The lawsuit filed earlier this week claims the county's new registration law is "burdensome and intrusive."
Papaya crops are exempted by the county's new law restricting the planting of genetically modified crops to enclosed structures such as greenhouses. But papaya growers are still required to register with the county.
Registration requirements are required to be fulfilled Wednesday. Violations could include penalties of a fine of up to $1,000 per day.
According to the lawsuit, the unnamed plaintiff cultivates a variety of papaya that was genetically engineered for resistance to a destructive virus.
"Plaintiff brings this action because he reasonably believes that, if he is forced to provide his confidential information to the county, he faces a genuine risk that the information will be disclosed to third parties and cause plaintiff irreparable harm from vandalism, intimidation and misappropriation of his trade secrets," the lawsuit said.
County attorneys were evaluating the lawsuit, and Councilwoman Margaret Wille, who sponsored the bill, said she expected there to be lawsuits, the Hawaii Tribune-Herald (http://ow.ly/uh6Lt ) reported.
Supporters of genetically modified crops "don't want to be accountable and the papaya folks end up being the spokesparty for the industry," she said.
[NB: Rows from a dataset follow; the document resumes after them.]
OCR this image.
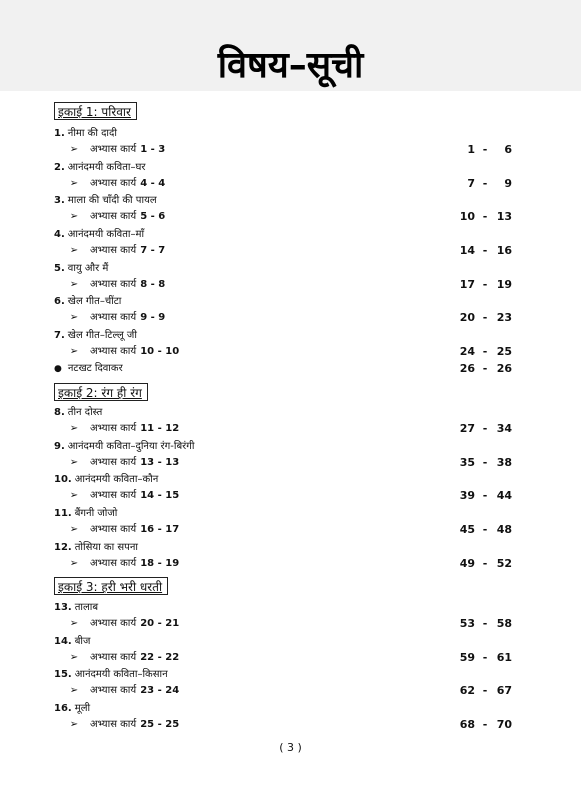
विषय–सूची
इकाई 1: परिवार
1. नीमा की दादी
➢ अभ्यास कार्य 1 - 3	1 -	6
2. आनंदमयी कविता–घर
➢ अभ्यास कार्य 4 - 4	7 -	9
3. माला की चाँदी की पायल
➢ अभ्यास कार्य 5 - 6	10 - 13
4. आनंदमयी कविता–माँ
➢ अभ्यास कार्य 7 - 7	14 - 16
5. वायु और मैं
➢ अभ्यास कार्य 8 - 8	17 - 19
6. खेल गीत–चींटा
➢ अभ्यास कार्य 9 - 9	20 - 23
7. खेल गीत–टिल्लू जी
➢ अभ्यास कार्य 10 - 10	24 - 25
● नटखट दिवाकर	26 - 26
इकाई 2: रंग ही रंग
8. तीन दोस्त
➢ अभ्यास कार्य 11 - 12	27 - 34
9. आनंदमयी कविता–दुनिया रंग-बिरंगी
➢ अभ्यास कार्य 13 - 13	35 - 38
10. आनंदमयी कविता–कौन
➢ अभ्यास कार्य 14 - 15	39 - 44
11. बैंगनी जोजो
➢ अभ्यास कार्य 16 - 17	45 - 48
12. तोसिया का सपना
➢ अभ्यास कार्य 18 - 19	49 - 52
इकाई 3: हरी भरी धरती
13. तालाब
➢ अभ्यास कार्य 20 - 21	53 - 58
14. बीज
➢ अभ्यास कार्य 22 - 22	59 - 61
15. आनंदमयी कविता–किसान
➢ अभ्यास कार्य 23 - 24	62 - 67
16. मूली
➢ अभ्यास कार्य 25 - 25	68 - 70
( 3 )
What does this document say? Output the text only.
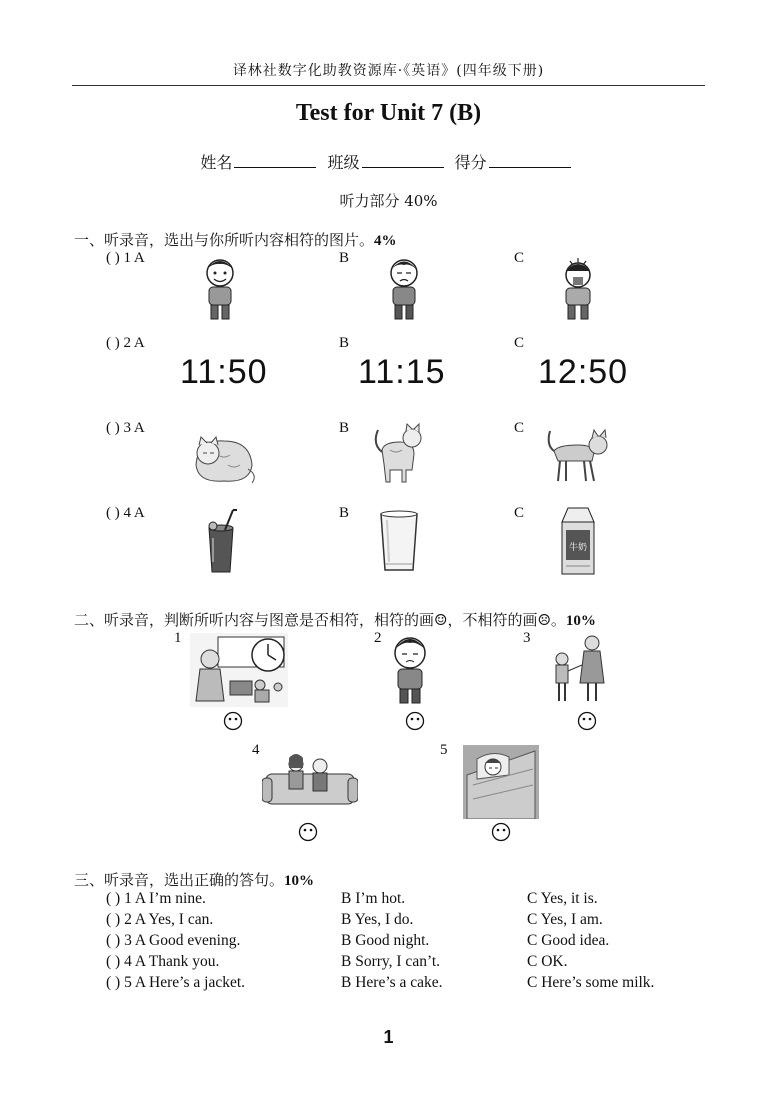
译林社数字化助教资源库·《英语》(四年级下册)
Test for Unit 7 (B)
姓名	班级	得分
听力部分 40%
一、听录音，选出与你所听内容相符的图片。4%
( ) 1 A	B	C
( ) 2 A	B	C
11:50	11:15	12:50
( ) 3 A	B	C
( ) 4 A	B	C
牛奶
二、听录音，判断所听内容与图意是否相符，相符的画☺，不相符的画☹。10%
1	2	3
4	5
三、听录音，选出正确的答句。10%
( ) 1 A I’m nine.	B I’m hot.	C Yes, it is.
( ) 2 A Yes, I can.	B Yes, I do.	C Yes, I am.
( ) 3 A Good evening.	B Good night.	C Good idea.
( ) 4 A Thank you.	B Sorry, I can’t.	C OK.
( ) 5 A Here’s a jacket.	B Here’s a cake.	C Here’s some milk.
1
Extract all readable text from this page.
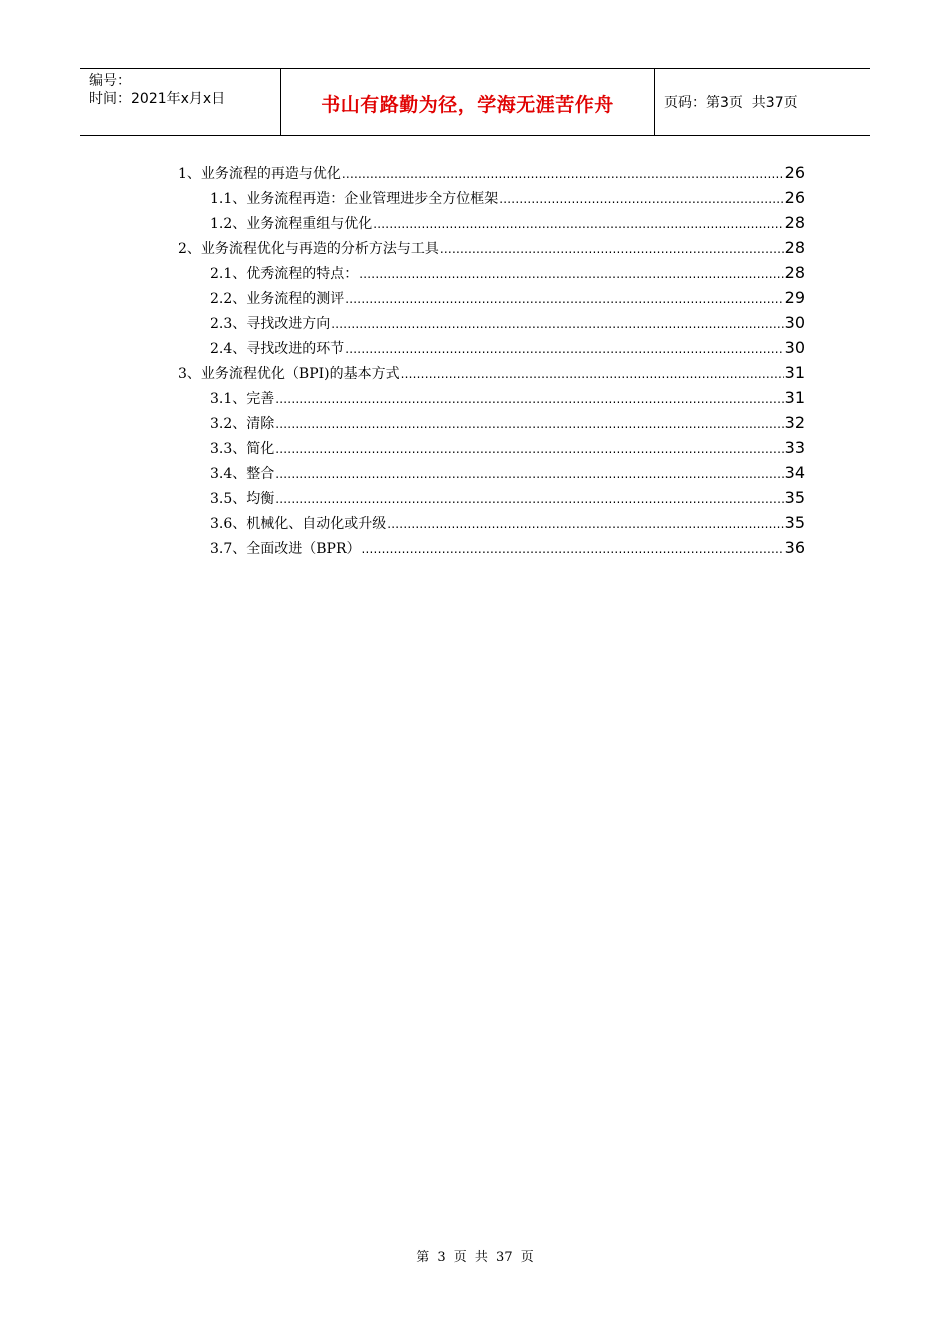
编号：
时间：2021年x月x日	书山有路勤为径，学海无涯苦作舟	页码：第3页  共37页
1、业务流程的再造与优化 .....	26
1.1、业务流程再造：企业管理进步全方位框架 .....	26
1.2、业务流程重组与优化 .....	28
2、业务流程优化与再造的分析方法与工具 .....	28
2.1、优秀流程的特点： .....	28
2.2、业务流程的测评 .....	29
2.3、寻找改进方向 .....	30
2.4、寻找改进的环节 .....	30
3、业务流程优化（BPI)的基本方式 .....	31
3.1、完善 .....	31
3.2、清除 .....	32
3.3、简化 .....	33
3.4、整合 .....	34
3.5、均衡 .....	35
3.6、机械化、自动化或升级 .....	35
3.7、全面改进（BPR） .....	36
第 3 页 共 37 页
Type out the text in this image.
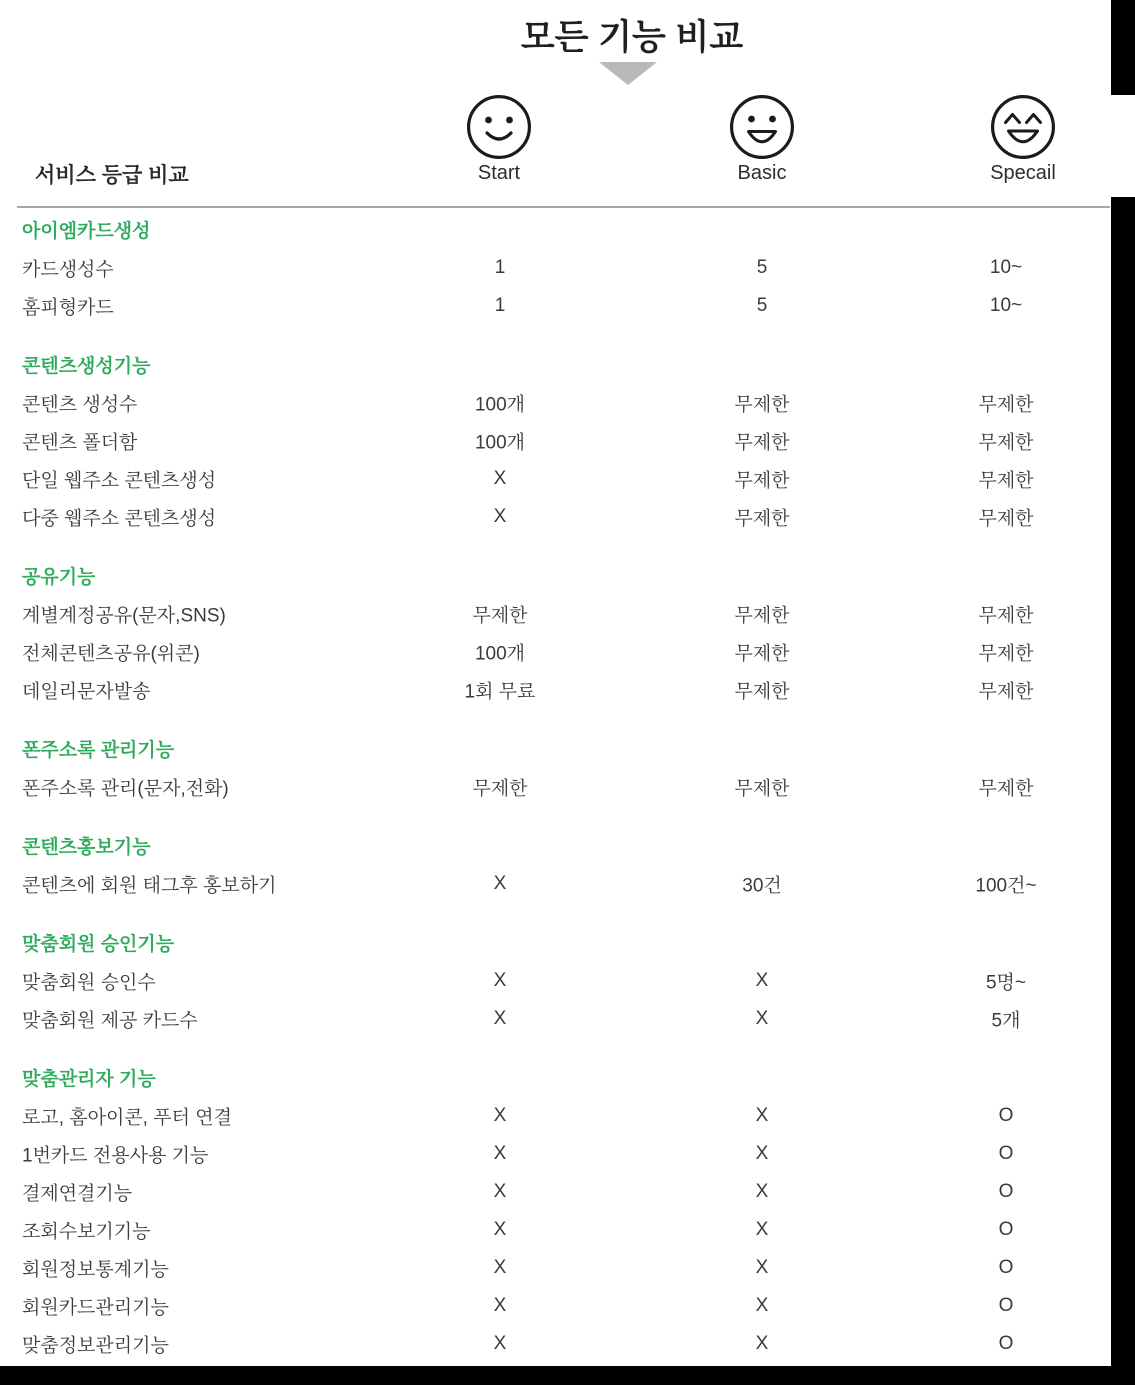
모든 기능 비교
서비스 등급 비교	Start	Basic	Specail
아이엠카드생성
카드생성수	1	5	10~
홈피형카드	1	5	10~
콘텐츠생성기능
콘텐츠 생성수	100개	무제한	무제한
콘텐츠 폴더함	100개	무제한	무제한
단일 웹주소 콘텐츠생성	X	무제한	무제한
다중 웹주소 콘텐츠생성	X	무제한	무제한
공유기능
계별계정공유(문자,SNS)	무제한	무제한	무제한
전체콘텐츠공유(위콘)	100개	무제한	무제한
데일리문자발송	1회 무료	무제한	무제한
폰주소록 관리기능
폰주소록 관리(문자,전화)	무제한	무제한	무제한
콘텐츠홍보기능
콘텐츠에 회원 태그후 홍보하기	X	30건	100건~
맞춤회원 승인기능
맞춤회원 승인수	X	X	5명~
맞춤회원 제공 카드수	X	X	5개
맞춤관리자 기능
로고, 홈아이콘, 푸터 연결	X	X	O
1번카드 전용사용 기능	X	X	O
결제연결기능	X	X	O
조회수보기기능	X	X	O
회원정보통계기능	X	X	O
회원카드관리기능	X	X	O
맞춤정보관리기능	X	X	O
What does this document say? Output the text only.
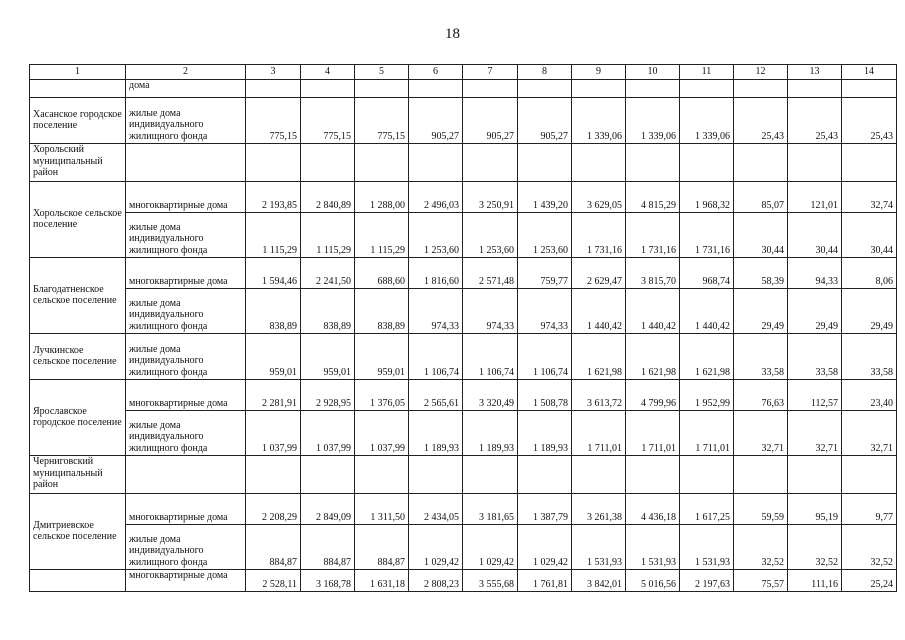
18
1	2	3	4	5	6	7	8	9	10	11	12	13	14
	дома												
Хасанское городское поселение	жилые дома индивидуального жилищного фонда	775,15	775,15	775,15	905,27	905,27	905,27	1 339,06	1 339,06	1 339,06	25,43	25,43	25,43
Хорольский муниципальный район													
Хорольское сельское поселение	многоквартирные дома	2 193,85	2 840,89	1 288,00	2 496,03	3 250,91	1 439,20	3 629,05	4 815,29	1 968,32	85,07	121,01	32,74
	жилые дома индивидуального жилищного фонда	1 115,29	1 115,29	1 115,29	1 253,60	1 253,60	1 253,60	1 731,16	1 731,16	1 731,16	30,44	30,44	30,44
Благодатненское сельское поселение	многоквартирные дома	1 594,46	2 241,50	688,60	1 816,60	2 571,48	759,77	2 629,47	3 815,70	968,74	58,39	94,33	8,06
	жилые дома индивидуального жилищного фонда	838,89	838,89	838,89	974,33	974,33	974,33	1 440,42	1 440,42	1 440,42	29,49	29,49	29,49
Лучкинское сельское поселение	жилые дома индивидуального жилищного фонда	959,01	959,01	959,01	1 106,74	1 106,74	1 106,74	1 621,98	1 621,98	1 621,98	33,58	33,58	33,58
Ярославское городское поселение	многоквартирные дома	2 281,91	2 928,95	1 376,05	2 565,61	3 320,49	1 508,78	3 613,72	4 799,96	1 952,99	76,63	112,57	23,40
	жилые дома индивидуального жилищного фонда	1 037,99	1 037,99	1 037,99	1 189,93	1 189,93	1 189,93	1 711,01	1 711,01	1 711,01	32,71	32,71	32,71
Черниговский муниципальный район													
Дмитриевское сельское поселение	многоквартирные дома	2 208,29	2 849,09	1 311,50	2 434,05	3 181,65	1 387,79	3 261,38	4 436,18	1 617,25	59,59	95,19	9,77
	жилые дома индивидуального жилищного фонда	884,87	884,87	884,87	1 029,42	1 029,42	1 029,42	1 531,93	1 531,93	1 531,93	32,52	32,52	32,52
	многоквартирные дома	2 528,11	3 168,78	1 631,18	2 808,23	3 555,68	1 761,81	3 842,01	5 016,56	2 197,63	75,57	111,16	25,24
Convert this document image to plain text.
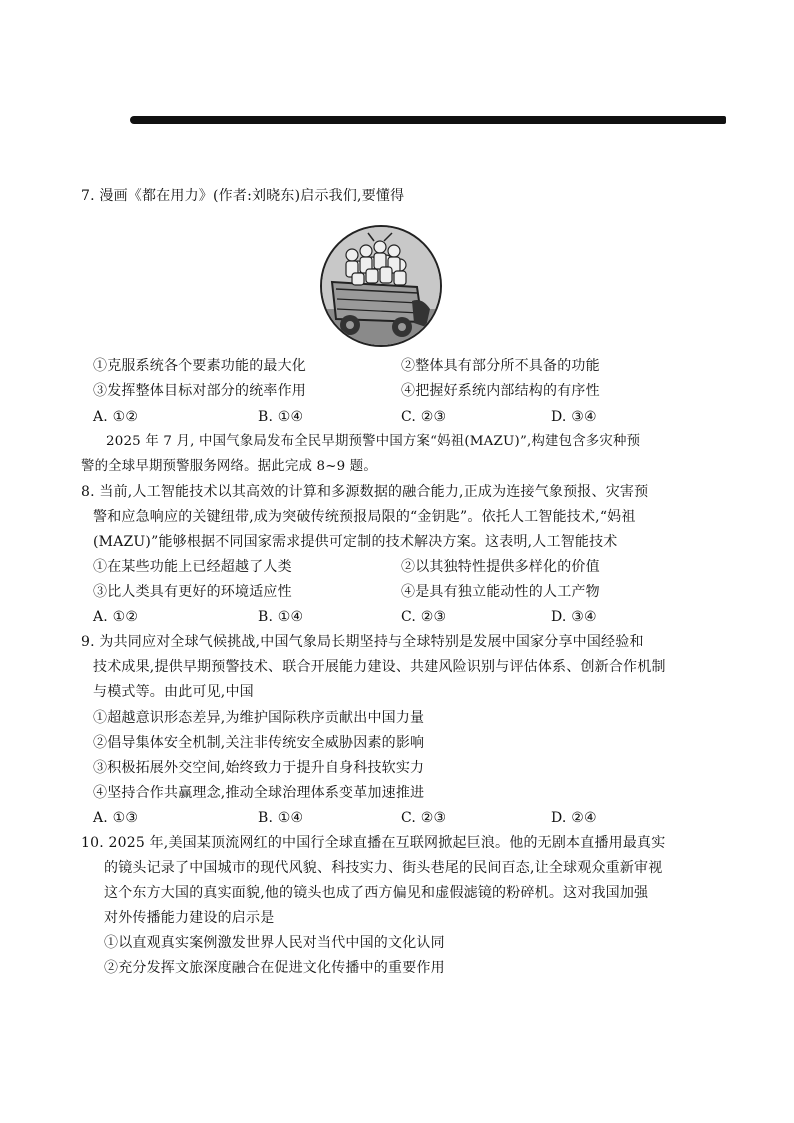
7. 漫画《都在用力》(作者:刘晓东)启示我们,要懂得
①克服系统各个要素功能的最大化	②整体具有部分所不具备的功能
③发挥整体目标对部分的统率作用	④把握好系统内部结构的有序性
A. ①②	B. ①④	C. ②③	D. ③④
2025 年 7 月, 中国气象局发布全民早期预警中国方案“妈祖(MAZU)”,构建包含多灾种预
警的全球早期预警服务网络。据此完成 8~9 题。
8. 当前,人工智能技术以其高效的计算和多源数据的融合能力,正成为连接气象预报、灾害预
警和应急响应的关键纽带,成为突破传统预报局限的“金钥匙”。依托人工智能技术,“妈祖
(MAZU)”能够根据不同国家需求提供可定制的技术解决方案。这表明,人工智能技术
①在某些功能上已经超越了人类	②以其独特性提供多样化的价值
③比人类具有更好的环境适应性	④是具有独立能动性的人工产物
A. ①②	B. ①④	C. ②③	D. ③④
9. 为共同应对全球气候挑战,中国气象局长期坚持与全球特别是发展中国家分享中国经验和
技术成果,提供早期预警技术、联合开展能力建设、共建风险识别与评估体系、创新合作机制
与模式等。由此可见,中国
①超越意识形态差异,为维护国际秩序贡献出中国力量
②倡导集体安全机制,关注非传统安全威胁因素的影响
③积极拓展外交空间,始终致力于提升自身科技软实力
④坚持合作共赢理念,推动全球治理体系变革加速推进
A. ①③	B. ①④	C. ②③	D. ②④
10. 2025 年,美国某顶流网红的中国行全球直播在互联网掀起巨浪。他的无剧本直播用最真实
的镜头记录了中国城市的现代风貌、科技实力、街头巷尾的民间百态,让全球观众重新审视
这个东方大国的真实面貌,他的镜头也成了西方偏见和虚假滤镜的粉碎机。这对我国加强
对外传播能力建设的启示是
①以直观真实案例激发世界人民对当代中国的文化认同
②充分发挥文旅深度融合在促进文化传播中的重要作用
Hawaii Farmers & Ranchers United is supporting the lawsuit. The group's spokeswoman said in a statement that registration and disclosure requirements "unfairly target growers of genetically engineered crops, primarily papaya growers, by forcing them to disclose personal and commercially confidential information about themselves and their operations without any scientific or factual justification."